Correlation Between Griffon and Sphere Entertainment
Can any of the company-specific risk be diversified away by investing in both Griffon and Sphere Entertainment at the same time? Although using a correlation coefficient on its own may not help to predict future stock returns, this module helps to understand the diversifiable risk of combining Griffon and Sphere Entertainment into the same portfolio, which is an essential part of the fundamental portfolio management process.
By analyzing existing cross correlation between Griffon and Sphere Entertainment Co, you can compare the effects of market volatilities on Griffon and Sphere Entertainment and check how they will diversify away market risk if combined in the same portfolio for a given time horizon. You can also utilize pair trading strategies of matching a long position in Griffon with a short position of Sphere Entertainment. Check out your portfolio center. Please also check ongoing floating volatility patterns of Griffon and Sphere Entertainment.
Diversification Opportunities for Griffon and Sphere Entertainment
-0.64 | Correlation Coefficient |
Excellent diversification
The 3 months correlation between Griffon and Sphere is -0.64. Overlapping area represents the amount of risk that can be diversified away by holding Griffon and Sphere Entertainment Co in the same portfolio, assuming nothing else is changed. The correlation between historical prices or returns on Sphere Entertainment and Griffon is a relative statistical measure of the degree to which these equity instruments tend to move together. The correlation coefficient measures the extent to which returns on Griffon are associated (or correlated) with Sphere Entertainment. Values of the correlation coefficient range from -1 to +1, where. The correlation of zero (0) is possible when the price movement of Sphere Entertainment has no effect on the direction of Griffon i.e., Griffon and Sphere Entertainment go up and down completely randomly.
Pair Corralation between Griffon and Sphere Entertainment
Considering the 90-day investment horizon Griffon is expected to generate 1.16 times more return on investment than Sphere Entertainment. However, Griffon is 1.16 times more volatile than Sphere Entertainment Co. It trades about 0.05 of its potential returns per unit of risk. Sphere Entertainment Co is currently generating about -0.05 per unit of risk. If you would invest 6,773 in Griffon on September 20, 2024 and sell it today you would earn a total of 431.00 from holding Griffon or generate 6.36% return on investment over 90 days.

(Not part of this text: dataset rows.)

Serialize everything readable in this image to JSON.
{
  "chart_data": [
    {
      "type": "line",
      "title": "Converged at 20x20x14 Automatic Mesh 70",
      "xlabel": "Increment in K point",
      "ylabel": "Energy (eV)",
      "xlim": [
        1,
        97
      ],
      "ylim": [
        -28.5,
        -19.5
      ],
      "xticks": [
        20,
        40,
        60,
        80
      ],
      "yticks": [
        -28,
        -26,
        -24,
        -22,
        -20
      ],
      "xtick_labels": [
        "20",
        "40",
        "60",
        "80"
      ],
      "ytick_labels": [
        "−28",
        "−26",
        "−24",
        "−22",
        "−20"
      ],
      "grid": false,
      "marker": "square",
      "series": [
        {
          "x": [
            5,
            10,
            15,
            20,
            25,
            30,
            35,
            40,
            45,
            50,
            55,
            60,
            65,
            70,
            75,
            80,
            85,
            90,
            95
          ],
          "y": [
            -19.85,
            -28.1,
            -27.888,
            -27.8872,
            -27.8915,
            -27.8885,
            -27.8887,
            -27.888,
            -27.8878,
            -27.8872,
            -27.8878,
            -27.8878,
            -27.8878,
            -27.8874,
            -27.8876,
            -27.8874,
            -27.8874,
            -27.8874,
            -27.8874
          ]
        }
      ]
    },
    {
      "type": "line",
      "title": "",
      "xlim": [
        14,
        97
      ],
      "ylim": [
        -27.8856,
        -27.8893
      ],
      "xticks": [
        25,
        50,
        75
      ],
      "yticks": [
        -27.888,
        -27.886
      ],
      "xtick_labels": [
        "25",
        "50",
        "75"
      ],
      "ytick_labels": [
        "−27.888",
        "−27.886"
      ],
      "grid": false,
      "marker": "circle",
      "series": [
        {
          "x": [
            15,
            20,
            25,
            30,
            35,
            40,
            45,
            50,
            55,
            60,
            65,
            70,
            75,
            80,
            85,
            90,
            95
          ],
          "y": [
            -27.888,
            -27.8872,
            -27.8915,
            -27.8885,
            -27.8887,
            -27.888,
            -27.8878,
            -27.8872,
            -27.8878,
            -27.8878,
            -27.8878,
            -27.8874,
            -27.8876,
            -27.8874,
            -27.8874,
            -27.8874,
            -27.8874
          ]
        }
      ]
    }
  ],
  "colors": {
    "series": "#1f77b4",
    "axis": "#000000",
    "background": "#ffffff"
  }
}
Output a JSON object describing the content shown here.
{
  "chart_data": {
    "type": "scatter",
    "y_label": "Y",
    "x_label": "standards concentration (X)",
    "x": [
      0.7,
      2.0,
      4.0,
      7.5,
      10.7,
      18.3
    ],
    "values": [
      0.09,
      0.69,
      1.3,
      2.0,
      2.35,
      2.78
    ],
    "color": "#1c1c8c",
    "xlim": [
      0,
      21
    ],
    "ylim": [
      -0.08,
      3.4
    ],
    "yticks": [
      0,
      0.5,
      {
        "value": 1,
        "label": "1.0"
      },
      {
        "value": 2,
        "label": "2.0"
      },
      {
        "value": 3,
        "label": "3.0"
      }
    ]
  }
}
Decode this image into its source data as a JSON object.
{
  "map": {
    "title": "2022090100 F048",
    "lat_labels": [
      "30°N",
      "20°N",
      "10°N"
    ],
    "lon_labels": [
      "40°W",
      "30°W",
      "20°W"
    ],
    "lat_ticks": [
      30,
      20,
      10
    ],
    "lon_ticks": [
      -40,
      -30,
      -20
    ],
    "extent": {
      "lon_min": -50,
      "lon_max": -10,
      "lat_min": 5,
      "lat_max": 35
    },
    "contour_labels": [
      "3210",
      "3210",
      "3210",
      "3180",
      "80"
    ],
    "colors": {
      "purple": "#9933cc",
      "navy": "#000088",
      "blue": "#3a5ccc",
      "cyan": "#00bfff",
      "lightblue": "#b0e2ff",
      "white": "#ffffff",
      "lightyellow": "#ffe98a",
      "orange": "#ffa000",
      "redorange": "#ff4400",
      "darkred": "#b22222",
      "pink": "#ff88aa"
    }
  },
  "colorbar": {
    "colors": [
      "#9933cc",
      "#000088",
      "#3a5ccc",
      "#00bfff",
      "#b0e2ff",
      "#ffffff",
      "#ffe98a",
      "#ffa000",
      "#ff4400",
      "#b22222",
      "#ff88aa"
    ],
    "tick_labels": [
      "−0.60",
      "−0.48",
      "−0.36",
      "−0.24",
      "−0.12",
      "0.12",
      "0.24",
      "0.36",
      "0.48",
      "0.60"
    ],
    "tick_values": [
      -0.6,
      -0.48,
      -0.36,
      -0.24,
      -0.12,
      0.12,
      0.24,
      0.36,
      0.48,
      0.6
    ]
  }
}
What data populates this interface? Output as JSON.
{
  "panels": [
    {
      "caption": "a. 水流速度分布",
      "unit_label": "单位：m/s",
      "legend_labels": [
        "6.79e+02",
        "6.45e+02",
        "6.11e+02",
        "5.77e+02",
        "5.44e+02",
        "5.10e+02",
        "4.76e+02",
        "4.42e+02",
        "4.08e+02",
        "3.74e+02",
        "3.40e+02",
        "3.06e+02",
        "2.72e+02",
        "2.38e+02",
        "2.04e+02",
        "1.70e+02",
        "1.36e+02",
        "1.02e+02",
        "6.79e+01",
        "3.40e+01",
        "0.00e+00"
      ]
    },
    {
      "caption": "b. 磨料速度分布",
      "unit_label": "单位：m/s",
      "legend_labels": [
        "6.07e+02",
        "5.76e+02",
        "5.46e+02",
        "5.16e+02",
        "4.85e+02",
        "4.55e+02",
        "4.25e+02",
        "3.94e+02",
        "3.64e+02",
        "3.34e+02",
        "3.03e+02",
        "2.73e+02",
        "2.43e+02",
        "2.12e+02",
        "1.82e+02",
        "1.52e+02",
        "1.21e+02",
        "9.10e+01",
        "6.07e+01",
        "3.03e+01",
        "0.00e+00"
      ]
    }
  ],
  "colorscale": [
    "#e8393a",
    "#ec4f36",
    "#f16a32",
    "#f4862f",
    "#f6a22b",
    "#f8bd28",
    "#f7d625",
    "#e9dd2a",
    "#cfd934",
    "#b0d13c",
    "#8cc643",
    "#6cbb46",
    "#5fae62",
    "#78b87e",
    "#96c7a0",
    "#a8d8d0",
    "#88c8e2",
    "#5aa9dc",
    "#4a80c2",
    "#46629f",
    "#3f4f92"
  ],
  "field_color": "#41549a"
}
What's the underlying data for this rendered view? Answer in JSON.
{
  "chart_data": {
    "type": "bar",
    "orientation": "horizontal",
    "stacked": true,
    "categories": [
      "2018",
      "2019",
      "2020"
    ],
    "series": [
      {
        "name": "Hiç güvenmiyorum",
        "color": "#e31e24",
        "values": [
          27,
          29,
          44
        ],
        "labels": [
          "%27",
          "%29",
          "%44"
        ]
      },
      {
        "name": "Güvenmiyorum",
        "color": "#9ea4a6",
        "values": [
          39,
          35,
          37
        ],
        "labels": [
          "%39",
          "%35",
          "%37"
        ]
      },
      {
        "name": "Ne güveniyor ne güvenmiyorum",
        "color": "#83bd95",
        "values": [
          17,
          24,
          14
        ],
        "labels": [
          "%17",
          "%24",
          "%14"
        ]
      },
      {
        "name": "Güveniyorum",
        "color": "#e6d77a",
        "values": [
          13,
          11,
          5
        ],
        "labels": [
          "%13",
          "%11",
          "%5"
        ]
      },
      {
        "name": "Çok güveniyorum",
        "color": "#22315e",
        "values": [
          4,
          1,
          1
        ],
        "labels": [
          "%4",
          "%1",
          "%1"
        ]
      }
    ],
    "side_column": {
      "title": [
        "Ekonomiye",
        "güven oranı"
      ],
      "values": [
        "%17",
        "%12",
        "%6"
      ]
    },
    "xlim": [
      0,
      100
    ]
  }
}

Time Period | 3 Months [change] |
Direction | Moves Against |
Strength | Weak |
Accuracy | 100.0% |
Values | Daily Returns |
Griffon vs. Sphere Entertainment Co
Performance |
Timeline |
Griffon |
Sphere Entertainment |
Griffon and Sphere Entertainment Volatility Contrast
Predicted Return Density |
Returns |
Pair Trading with Griffon and Sphere Entertainment
The main advantage of trading using opposite Griffon and Sphere Entertainment positions is that it hedges away some unsystematic risk. Because of two separate transactions, even if Griffon position performs unexpectedly, Sphere Entertainment can make up some of the losses. Pair trading also minimizes risk from directional movements in the market. For example, if an entire industry or sector drops because of unexpected headlines, the short position in Sphere Entertainment will offset losses from the drop in Sphere Entertainment's long position.Griffon vs. Brookfield Business Partners | Griffon vs. Tejon Ranch Co | Griffon vs. Compass Diversified Holdings | Griffon vs. Steel Partners Holdings |
Check out your portfolio center.Note that this page's information should be used as a complementary analysis to find the right mix of equity instruments to add to your existing portfolios or create a brand new portfolio. You can also try the Top Crypto Exchanges module to search and analyze digital assets across top global cryptocurrency exchanges.